Math 512 is a graduate topics course. We meet MWF at 2:00 PM on zoom.

The password is the city in which the above pictured campus resides followed by n, where n is the natural number for which: "a theory can not have exactly n countable models".

Office hours: M, Tu, W, Th 1-2 PM via the same Zoom link as class. Additional office hours are completely possible - please email to schedule.

The subject of o-minimality emerged in the 1980s through the work of models theorists. It is a natural generalization of real algebraic and analytic geometry to a certain abstract framework. I like to think of work on the subject as roughly fitting into three general areas.

  • Developing a general structure theory for definable sets in o-minimal structures, e.g. cell decomposition and curve selection.

  • Establishing that particular structures are o-minimal and proving results about the structures which could be o-minimal or about other tameness results for expansions of o-minimal structures. Perhaps the most important examples of o-minimal structures are the real field, the real field expanded by the exponential function, the real field expanded by restricted analytic functions, and the combination of these.

  • Applications of o-minimality - we will concentrate on what is now the extremely active area of number theoretic applications.

Most of the results from the first lecture which we didn't prove will be returned to and given a proof in the first couple of weeks (e.g. the Monotonicity theorem).

Part I: The basics of o-minimality

The notes and references will appear in the dropbox link for part 1.

These notes might actually contain a bit more model theory than subsequent upcoming parts, but I do try to include a basic overview, and I also try to indicate in the notes any point where I am using some model theoretic result which those who haven't studied the subject are unlikely to know.

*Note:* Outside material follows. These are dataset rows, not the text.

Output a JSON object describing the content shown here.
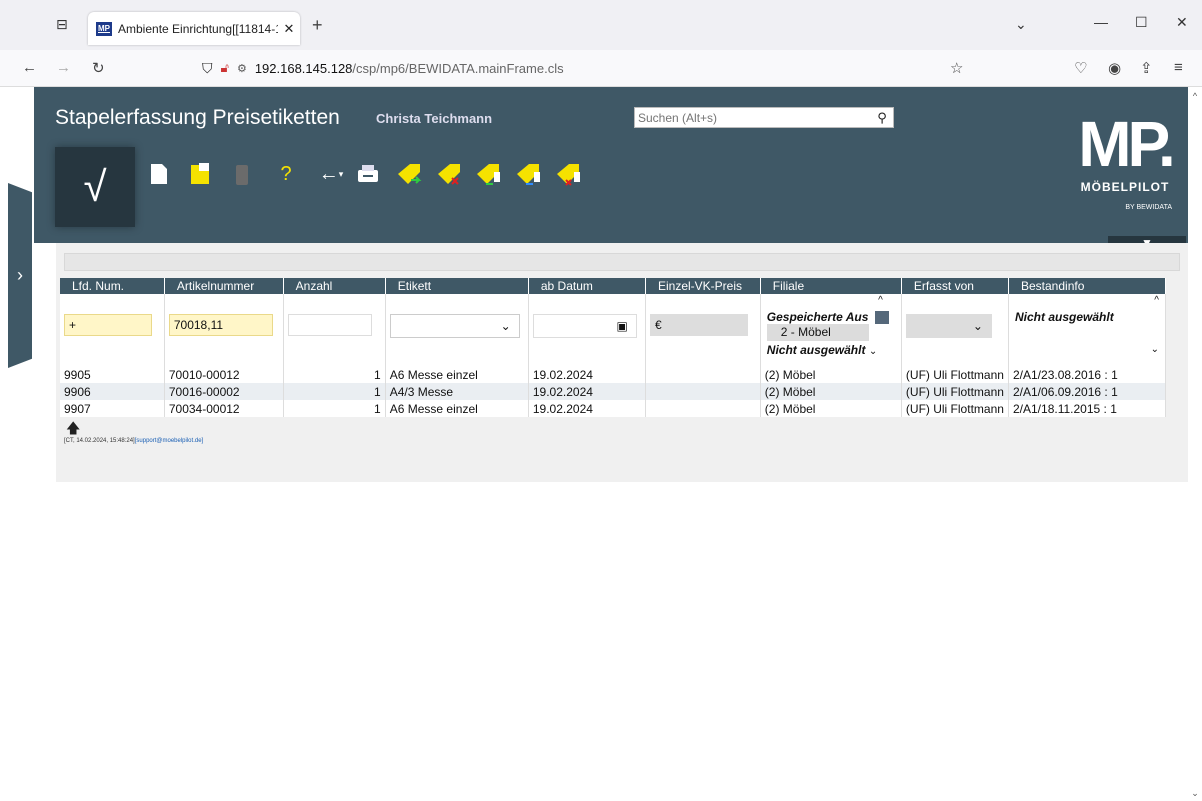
{
  "browser": {
    "tab_title": "Ambiente Einrichtung[[11814-1",
    "favicon_text": "MP",
    "new_tab": "+",
    "url_host": "192.168.145.128",
    "url_path": "/csp/mp6/BEWIDATA.mainFrame.cls"
  },
  "app": {
    "title": "Stapelerfassung Preisetiketten",
    "user": "Christa Teichmann",
    "search_placeholder": "Suchen (Alt+s)",
    "check_symbol": "√",
    "logo_mp": "MP.",
    "logo_name": "MÖBELPILOT",
    "logo_sub": "BY BEWIDATA"
  },
  "grid": {
    "columns": [
      "Lfd. Num.",
      "Artikelnummer",
      "Anzahl",
      "Etikett",
      "ab Datum",
      "Einzel-VK-Preis",
      "Filiale",
      "Erfasst von",
      "Bestandinfo"
    ],
    "edit_row": {
      "lfd_num": "+",
      "artikelnummer": "70018,11",
      "anzahl": "",
      "einzelpreis_currency": "€",
      "filiale_title": "Gespeicherte Aus",
      "filiale_option": "2 - Möbel",
      "filiale_none": "Nicht ausgewählt",
      "bestandinfo_none": "Nicht ausgewählt"
    },
    "rows": [
      {
        "lfd": "9905",
        "artikel": "70010-00012",
        "anzahl": "1",
        "etikett": "A6 Messe einzel",
        "datum": "19.02.2024",
        "preis": "",
        "filiale": "(2) Möbel",
        "erfasst": "(UF) Uli Flottmann",
        "bestand": "2/A1/23.08.2016 : 1"
      },
      {
        "lfd": "9906",
        "artikel": "70016-00002",
        "anzahl": "1",
        "etikett": "A4/3 Messe",
        "datum": "19.02.2024",
        "preis": "",
        "filiale": "(2) Möbel",
        "erfasst": "(UF) Uli Flottmann",
        "bestand": "2/A1/06.09.2016 : 1"
      },
      {
        "lfd": "9907",
        "artikel": "70034-00012",
        "anzahl": "1",
        "etikett": "A6 Messe einzel",
        "datum": "19.02.2024",
        "preis": "",
        "filiale": "(2) Möbel",
        "erfasst": "(UF) Uli Flottmann",
        "bestand": "2/A1/18.11.2015 : 1"
      }
    ]
  },
  "footer": {
    "stamp": "[CT, 14.02.2024, 15:48:24]",
    "email": "[support@moebelpilot.de]"
  },
  "colors": {
    "header": "#3f5866",
    "accent_yellow": "#f5e200"
  }
}
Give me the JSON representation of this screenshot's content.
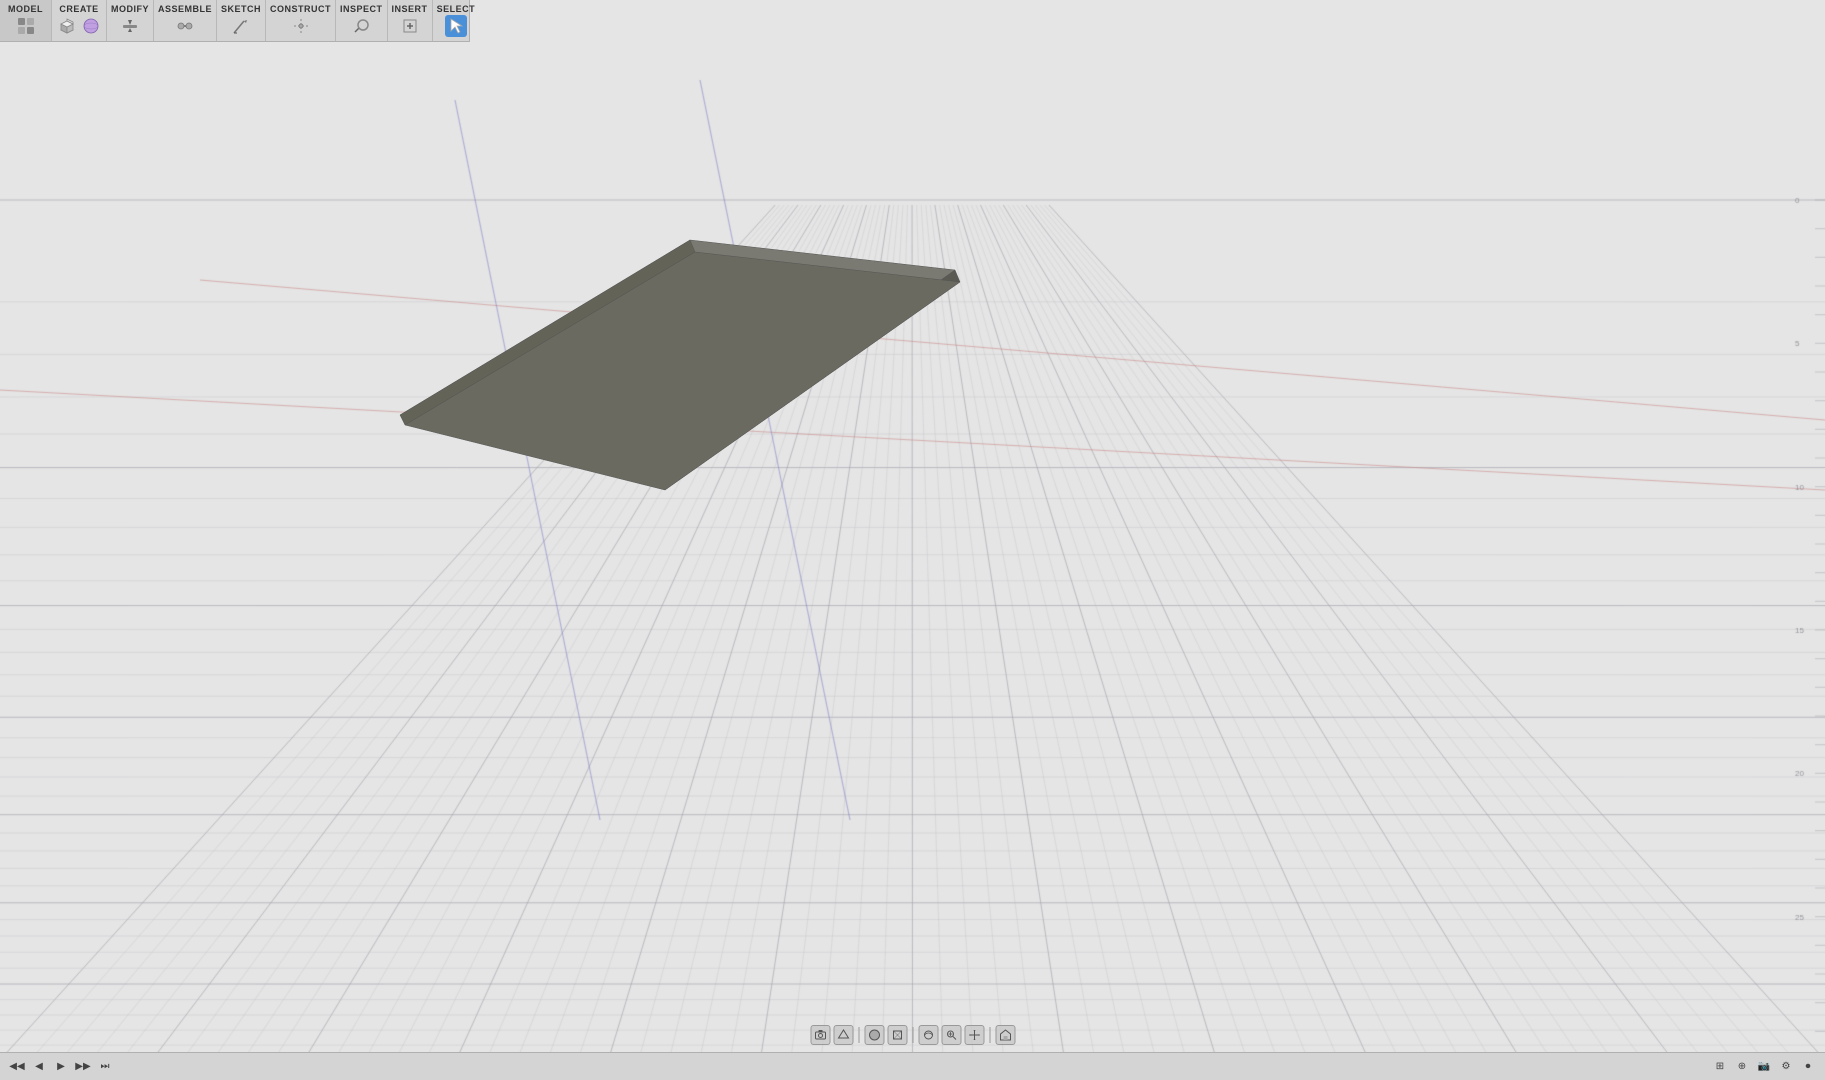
{
  "toolbar": {
    "model_label": "MODEL",
    "sections": [
      {
        "id": "model",
        "label": "MODEL",
        "icons": [
          "grid-icon"
        ]
      },
      {
        "id": "create",
        "label": "CREATE",
        "icons": [
          "box-icon",
          "sphere-icon"
        ]
      },
      {
        "id": "modify",
        "label": "MODIFY",
        "icons": [
          "modify-icon"
        ]
      },
      {
        "id": "assemble",
        "label": "ASSEMBLE",
        "icons": [
          "assemble-icon"
        ]
      },
      {
        "id": "sketch",
        "label": "SKETCH",
        "icons": [
          "sketch-icon"
        ]
      },
      {
        "id": "construct",
        "label": "CONSTRUCT",
        "icons": [
          "construct-icon"
        ]
      },
      {
        "id": "inspect",
        "label": "INSPECT",
        "icons": [
          "inspect-icon"
        ]
      },
      {
        "id": "insert",
        "label": "INSERT",
        "icons": [
          "insert-icon"
        ]
      },
      {
        "id": "select",
        "label": "SELECT",
        "icons": [
          "select-icon"
        ]
      }
    ]
  },
  "statusbar": {
    "buttons": [
      "prev-icon",
      "next-icon",
      "play-icon",
      "end-icon",
      "camera-icon",
      "settings-icon",
      "record-icon"
    ]
  },
  "viewport_controls": {
    "buttons": [
      "camera-btn",
      "perspective-btn",
      "sep",
      "render-btn",
      "wireframe-btn",
      "sep2",
      "orbit-btn",
      "zoom-btn",
      "pan-btn",
      "sep3",
      "home-btn"
    ]
  },
  "plate": {
    "color_top": "#7a7a72",
    "color_side": "#5a5a52",
    "color_right": "#636358"
  }
}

I am writing my own notes, but the standard reference on the subject is the book of van den Dries pictured here. The notes in the dropbox will change as I write them.

Part 2: Cell decomposition

The notes and references in the linked dropbox all center around results which lead to a proof of the Cell Decomposition Theorem.

Part 3: Analytic functions

We've seen that the real numbers as a field give rise to an o-minimal structure in which the definable sets are called semi-algebraic. Following this, we developed strong structural consequences of this notion of o-minimality (cell decomposition, curve selection, etc.).

There is still hard work required when you want to prove that a given structure is o-minimal, and in this part we are going to see how to do this when we consider analytic functions with restricted domains. See the dropbox for notes.

Part 4: Number theory

In the early 2000s, Wilkie noticed that o-minimality gave strong implications with regard to the distribution of rational points on definable sets. Since then there has been an incredible expansion of results which draw number theoretic conclusions from o-minimal tools. We will cover the Pila-Wilkie Theorem in detail in this part. See the dropbox for notes.